Are eigenvalues of A all with positive real parts if and only if $x^TAx>0$?

Question

Are eigenvalues of $A$ all with positive real parts if and only if $x^TAx>0$ for any $x$? $A$ is non symmetric. If this is true, if $B=-B^T$, then if the eigenvalue of $A$ are with positive real parts, so will be the eigenvalue of $(A+B)$.

Answer 1

To borrow Erick Wong's answer, if $x^TAx>0$ for all real vectors $x$, then $A+A^T$ is positive definite. Now let $(\lambda,x)$ be an eigenpair of $A$ and $\langle\cdot,\cdot\rangle$ be the standard inner product on $\mathbb C^n$. Then \begin{aligned} \lambda\|x\|^2&=\langle Ax,x\rangle,\\ \overline{\lambda}\|x\|^2&=\overline{\langle Ax,x\rangle}=\overline{\langle x,A^Tx\rangle}=\langle A^Tx,x\rangle. \end{aligned} Hence $2\Re(\lambda)\|x\|^2=\langle (A+A^T)x,x\rangle$. In turn, $\Re(\lambda)>0$ because $A+A^T$ is positive definite.

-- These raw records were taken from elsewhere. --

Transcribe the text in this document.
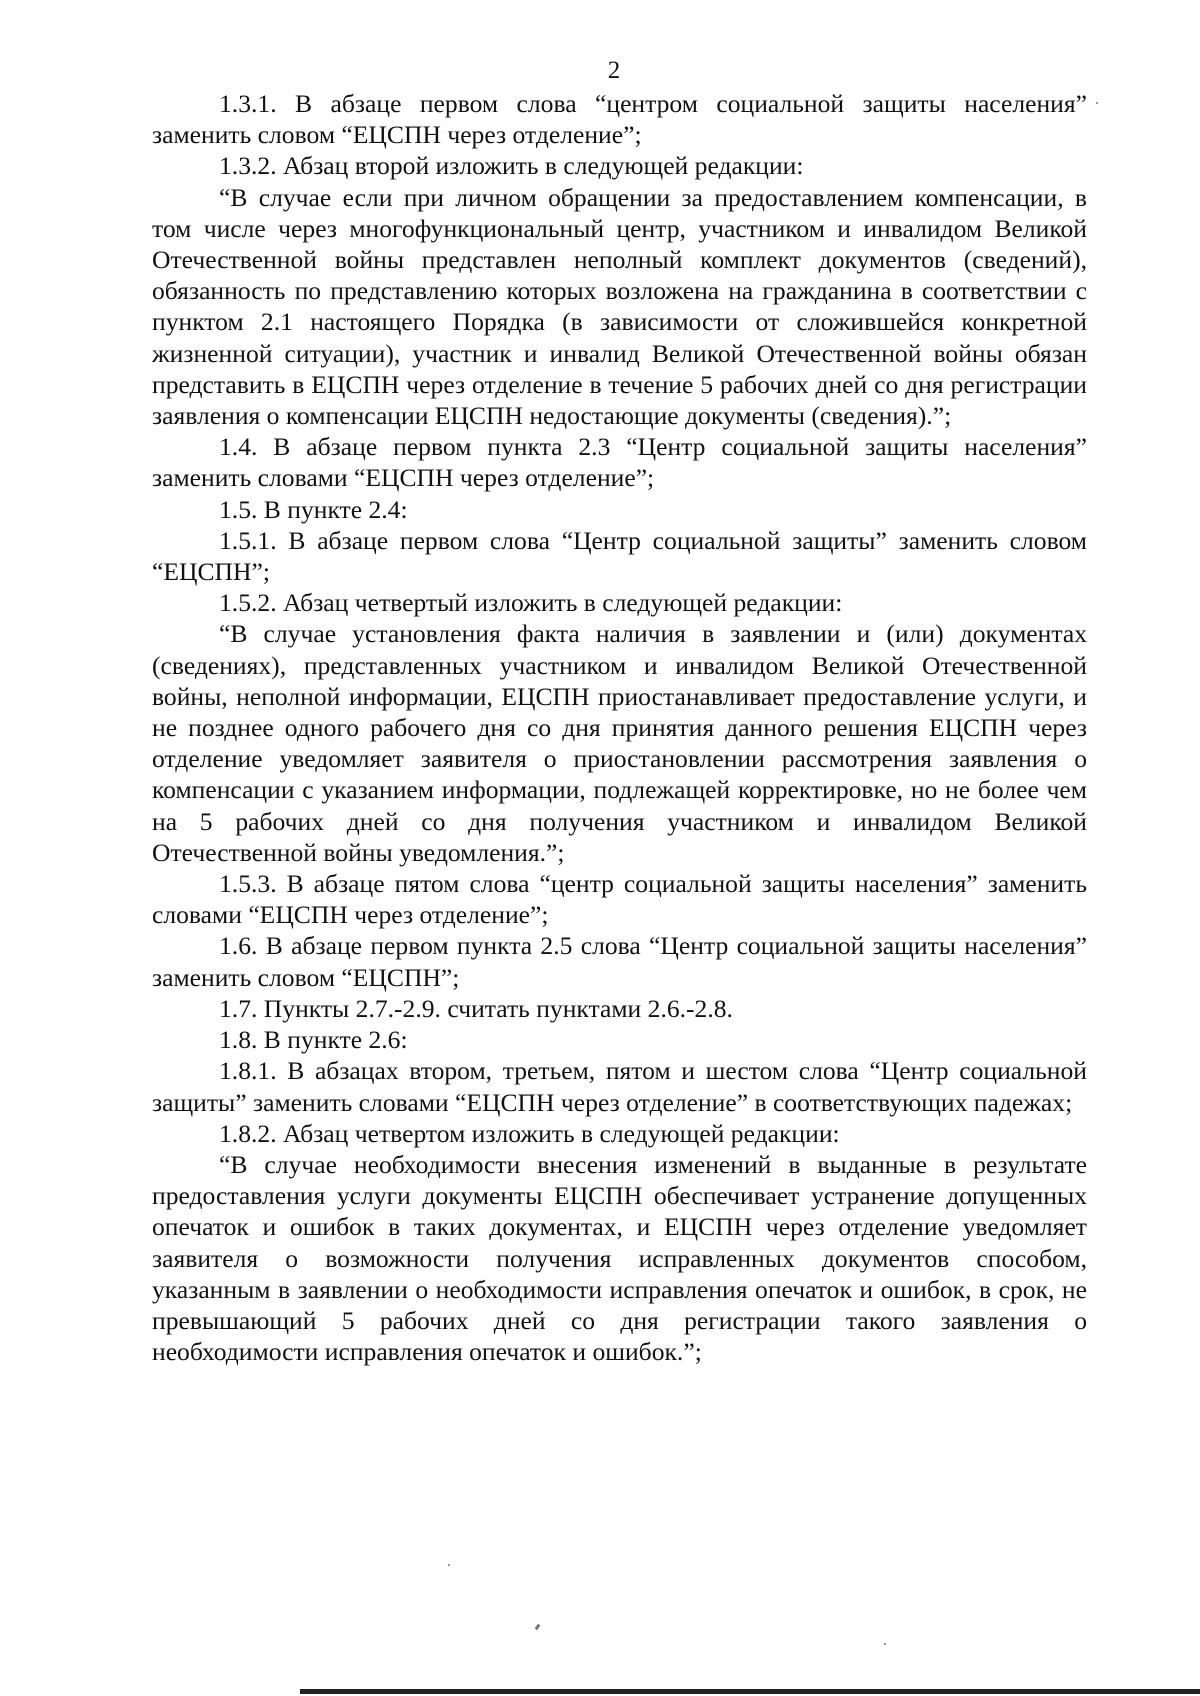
2

1.3.1. В абзаце первом слова “центром социальной защиты населения” заменить словом “ЕЦСПН через отделение”;

1.3.2. Абзац второй изложить в следующей редакции:

“В случае если при личном обращении за предоставлением компенсации, в том числе через многофункциональный центр, участником и инвалидом Великой Отечественной войны представлен неполный комплект документов (сведений), обязанность по представлению которых возложена на гражданина в соответствии с пунктом 2.1 настоящего Порядка (в зависимости от сложившейся конкретной жизненной ситуации), участник и инвалид Великой Отечественной войны обязан представить в ЕЦСПН через отделение в течение 5 рабочих дней со дня регистрации заявления о компенсации ЕЦСПН недостающие документы (сведения).”;

1.4. В абзаце первом пункта 2.3 “Центр социальной защиты населения” заменить словами “ЕЦСПН через отделение”;

1.5. В пункте 2.4:

1.5.1. В абзаце первом слова “Центр социальной защиты” заменить словом “ЕЦСПН”;

1.5.2. Абзац четвертый изложить в следующей редакции:

“В случае установления факта наличия в заявлении и (или) документах (сведениях), представленных участником и инвалидом Великой Отечественной войны, неполной информации, ЕЦСПН приостанавливает предоставление услуги, и не позднее одного рабочего дня со дня принятия данного решения ЕЦСПН через отделение уведомляет заявителя о приостановлении рассмотрения заявления о компенсации с указанием информации, подлежащей корректировке, но не более чем на 5 рабочих дней со дня получения участником и инвалидом Великой Отечественной войны уведомления.”;

1.5.3. В абзаце пятом слова “центр социальной защиты населения” заменить словами “ЕЦСПН через отделение”;

1.6. В абзаце первом пункта 2.5 слова “Центр социальной защиты населения” заменить словом “ЕЦСПН”;

1.7. Пункты 2.7.-2.9. считать пунктами 2.6.-2.8.

1.8. В пункте 2.6:

1.8.1. В абзацах втором, третьем, пятом и шестом слова “Центр социальной защиты” заменить словами “ЕЦСПН через отделение” в соответствующих падежах;

1.8.2. Абзац четвертом изложить в следующей редакции:

“В случае необходимости внесения изменений в выданные в результате предоставления услуги документы ЕЦСПН обеспечивает устранение допущенных опечаток и ошибок в таких документах, и ЕЦСПН через отделение уведомляет заявителя о возможности получения исправленных документов способом, указанным в заявлении о необходимости исправления опечаток и ошибок, в срок, не превышающий 5 рабочих дней со дня регистрации такого заявления о необходимости исправления опечаток и ошибок.”;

The converse is false, as shown in Erick Wong's answer (in which $A$ is diagonalisable over $\mathbb R$) or the other answer here (in which $A$ is not diagonalisable over $\mathbb R$).

Answer 2

If $x^TAx$ is positive, then the eigenvalues are positive (irrespective of the matrix being symmetric or not), but the converse is not true for non-symmetric matrices. (The converse is true for symmetric matrices.)

For instance, consider the Jordan matrix $$A = \begin{bmatrix}1 & -4\\0 &1 \end{bmatrix}$$ The eigenvalues are clearly positive (since the eigenvalues are both $1$) but the matrix is not positive definite.